In the pre-antibiotic era, lung abscesses were fatal one-third of the time and left another third with lifelong debilitating lung disease. The introduction of lobectomy, the surgical removal of part of the lung, improved these numbers, but an extended course of antibiotics long ago replaced surgery as the mainstay of treatment for these infections.
In consultation with an infectious-disease expert, I started Jerry on clindamycin, a potent antibiotic effective against the anaerobic (non-oxygen-consuming) bacteria that most frequently populate this type of infected cavity. After six weeks, an X-ray showed the abscess had shrunk down to a stable and probably permanent scar on Jerry’s lung. There was no reason to expect any recurrence. But had Jerry’s abscess gone undiagnosed, it might well have continued to grow and could have eventually necessitated the surgical removal of part of his lung.

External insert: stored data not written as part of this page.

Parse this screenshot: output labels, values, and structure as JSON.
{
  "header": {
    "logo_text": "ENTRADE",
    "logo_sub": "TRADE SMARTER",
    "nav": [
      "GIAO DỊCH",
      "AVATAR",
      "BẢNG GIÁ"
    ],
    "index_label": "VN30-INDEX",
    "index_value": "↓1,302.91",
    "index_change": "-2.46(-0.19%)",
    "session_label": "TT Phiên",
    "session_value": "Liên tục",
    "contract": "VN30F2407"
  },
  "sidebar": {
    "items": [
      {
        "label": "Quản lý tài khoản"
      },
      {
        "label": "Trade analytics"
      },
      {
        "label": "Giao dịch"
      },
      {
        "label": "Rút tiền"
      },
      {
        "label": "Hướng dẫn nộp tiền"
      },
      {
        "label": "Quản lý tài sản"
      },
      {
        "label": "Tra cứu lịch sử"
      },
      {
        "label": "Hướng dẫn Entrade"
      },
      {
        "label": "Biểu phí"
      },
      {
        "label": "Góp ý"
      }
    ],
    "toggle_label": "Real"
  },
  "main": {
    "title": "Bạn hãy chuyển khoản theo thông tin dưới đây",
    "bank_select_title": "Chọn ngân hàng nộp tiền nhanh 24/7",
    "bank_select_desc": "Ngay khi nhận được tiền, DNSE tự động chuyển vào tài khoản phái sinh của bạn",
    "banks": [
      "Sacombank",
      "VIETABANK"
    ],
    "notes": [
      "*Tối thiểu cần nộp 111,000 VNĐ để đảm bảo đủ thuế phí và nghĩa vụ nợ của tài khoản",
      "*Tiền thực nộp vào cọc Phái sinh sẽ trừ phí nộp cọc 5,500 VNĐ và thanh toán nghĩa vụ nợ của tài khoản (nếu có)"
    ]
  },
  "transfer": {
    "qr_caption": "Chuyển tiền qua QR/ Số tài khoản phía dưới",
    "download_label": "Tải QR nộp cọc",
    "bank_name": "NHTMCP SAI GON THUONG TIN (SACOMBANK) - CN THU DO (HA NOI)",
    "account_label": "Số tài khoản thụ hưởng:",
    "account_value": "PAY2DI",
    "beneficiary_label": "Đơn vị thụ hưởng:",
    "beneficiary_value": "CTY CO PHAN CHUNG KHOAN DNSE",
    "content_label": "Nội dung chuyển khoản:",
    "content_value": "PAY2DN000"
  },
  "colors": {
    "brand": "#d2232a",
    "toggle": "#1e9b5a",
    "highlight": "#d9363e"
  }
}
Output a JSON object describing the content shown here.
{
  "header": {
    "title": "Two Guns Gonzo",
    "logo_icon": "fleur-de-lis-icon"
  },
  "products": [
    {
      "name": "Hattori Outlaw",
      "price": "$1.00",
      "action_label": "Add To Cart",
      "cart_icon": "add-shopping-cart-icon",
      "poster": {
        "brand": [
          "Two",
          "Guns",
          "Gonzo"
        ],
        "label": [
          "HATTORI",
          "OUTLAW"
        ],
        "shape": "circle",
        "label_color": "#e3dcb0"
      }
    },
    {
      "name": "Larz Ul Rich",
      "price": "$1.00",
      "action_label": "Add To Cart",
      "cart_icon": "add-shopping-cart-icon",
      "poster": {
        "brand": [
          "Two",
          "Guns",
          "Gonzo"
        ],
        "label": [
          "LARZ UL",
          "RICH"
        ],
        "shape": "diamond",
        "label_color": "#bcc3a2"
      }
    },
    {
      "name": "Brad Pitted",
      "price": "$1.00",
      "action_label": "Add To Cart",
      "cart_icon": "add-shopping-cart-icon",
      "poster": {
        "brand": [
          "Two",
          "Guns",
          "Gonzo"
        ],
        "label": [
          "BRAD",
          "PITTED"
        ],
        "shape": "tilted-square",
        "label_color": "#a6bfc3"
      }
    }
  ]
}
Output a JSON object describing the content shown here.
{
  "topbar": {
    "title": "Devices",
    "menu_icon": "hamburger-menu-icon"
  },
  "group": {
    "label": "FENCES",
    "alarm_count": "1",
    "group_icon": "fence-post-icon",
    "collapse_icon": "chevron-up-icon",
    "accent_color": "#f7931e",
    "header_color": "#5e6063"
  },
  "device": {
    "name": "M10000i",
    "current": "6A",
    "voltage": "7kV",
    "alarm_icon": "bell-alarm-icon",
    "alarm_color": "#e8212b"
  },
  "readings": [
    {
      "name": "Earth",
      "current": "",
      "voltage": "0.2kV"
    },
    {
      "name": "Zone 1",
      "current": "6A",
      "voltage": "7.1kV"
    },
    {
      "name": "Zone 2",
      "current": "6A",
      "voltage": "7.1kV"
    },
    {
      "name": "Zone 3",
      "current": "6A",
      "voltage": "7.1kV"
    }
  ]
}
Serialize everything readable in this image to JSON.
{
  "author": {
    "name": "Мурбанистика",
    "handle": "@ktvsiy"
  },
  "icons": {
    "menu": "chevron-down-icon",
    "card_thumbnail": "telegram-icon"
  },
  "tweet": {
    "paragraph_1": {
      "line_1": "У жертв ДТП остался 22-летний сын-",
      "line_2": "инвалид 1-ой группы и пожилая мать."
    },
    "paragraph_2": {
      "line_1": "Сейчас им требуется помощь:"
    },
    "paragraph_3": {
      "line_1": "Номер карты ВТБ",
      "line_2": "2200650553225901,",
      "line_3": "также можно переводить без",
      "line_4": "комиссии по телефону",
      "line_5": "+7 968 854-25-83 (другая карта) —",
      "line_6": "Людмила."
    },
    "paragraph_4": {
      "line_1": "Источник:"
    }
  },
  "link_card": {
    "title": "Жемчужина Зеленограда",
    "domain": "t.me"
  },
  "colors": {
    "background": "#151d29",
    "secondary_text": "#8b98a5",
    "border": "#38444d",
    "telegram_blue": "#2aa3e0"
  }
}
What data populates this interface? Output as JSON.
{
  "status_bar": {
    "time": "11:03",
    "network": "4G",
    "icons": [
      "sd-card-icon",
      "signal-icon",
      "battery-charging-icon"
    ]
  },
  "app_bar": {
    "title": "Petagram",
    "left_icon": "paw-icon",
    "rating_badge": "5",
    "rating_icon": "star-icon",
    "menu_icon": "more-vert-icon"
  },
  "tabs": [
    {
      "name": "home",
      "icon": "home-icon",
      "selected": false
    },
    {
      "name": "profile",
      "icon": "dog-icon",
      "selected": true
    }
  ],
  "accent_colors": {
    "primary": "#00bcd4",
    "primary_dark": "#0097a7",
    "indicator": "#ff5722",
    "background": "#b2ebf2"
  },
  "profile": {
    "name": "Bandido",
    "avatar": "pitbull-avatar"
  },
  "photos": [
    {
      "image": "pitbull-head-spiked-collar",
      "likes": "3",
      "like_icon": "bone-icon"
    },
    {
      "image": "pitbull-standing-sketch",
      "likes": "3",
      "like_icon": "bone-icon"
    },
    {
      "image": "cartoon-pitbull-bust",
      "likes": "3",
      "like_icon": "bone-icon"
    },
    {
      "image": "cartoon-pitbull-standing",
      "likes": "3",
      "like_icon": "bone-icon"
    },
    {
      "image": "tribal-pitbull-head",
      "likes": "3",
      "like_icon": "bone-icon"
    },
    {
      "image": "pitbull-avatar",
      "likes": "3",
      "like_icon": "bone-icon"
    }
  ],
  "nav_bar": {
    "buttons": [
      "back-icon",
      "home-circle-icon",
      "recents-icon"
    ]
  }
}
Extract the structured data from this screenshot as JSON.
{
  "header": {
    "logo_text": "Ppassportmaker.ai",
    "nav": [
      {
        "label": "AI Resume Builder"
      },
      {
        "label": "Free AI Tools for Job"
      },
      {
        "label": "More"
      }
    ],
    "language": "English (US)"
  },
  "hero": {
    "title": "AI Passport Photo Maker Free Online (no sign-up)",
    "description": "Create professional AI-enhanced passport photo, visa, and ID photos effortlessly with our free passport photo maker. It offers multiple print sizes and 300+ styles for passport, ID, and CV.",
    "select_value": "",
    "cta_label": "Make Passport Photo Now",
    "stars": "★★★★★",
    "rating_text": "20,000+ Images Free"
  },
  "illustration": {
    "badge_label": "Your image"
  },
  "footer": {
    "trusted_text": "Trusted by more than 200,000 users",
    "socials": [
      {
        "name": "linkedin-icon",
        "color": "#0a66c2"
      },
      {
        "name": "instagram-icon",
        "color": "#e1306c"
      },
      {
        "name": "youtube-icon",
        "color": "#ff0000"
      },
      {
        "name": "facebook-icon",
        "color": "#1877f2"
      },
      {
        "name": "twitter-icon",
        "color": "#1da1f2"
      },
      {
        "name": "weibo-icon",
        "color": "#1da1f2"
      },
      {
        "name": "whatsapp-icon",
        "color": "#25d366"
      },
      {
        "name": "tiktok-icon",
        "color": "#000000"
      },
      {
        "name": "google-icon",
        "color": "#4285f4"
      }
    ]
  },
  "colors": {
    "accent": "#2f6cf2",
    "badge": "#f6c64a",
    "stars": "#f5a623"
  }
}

At a visit shortly after finishing the antibiotic course, Jerry told me he had gained new respect for both his wife’s dogged persistence and her uniquely talented nose. Then he said he was considering adding a bit to his stand-up routine about hiring his wife out to the bomb squad at the Los Angeles International Airport. “Or,” I suggested, “maybe you could just get her a bouquet of sweet-smelling flowers and take her out to a nice dinner.”
H. Lee Kagan is a internist in Los Angeles. The cases described in Vital Signs are real, but names and certain details have been changed.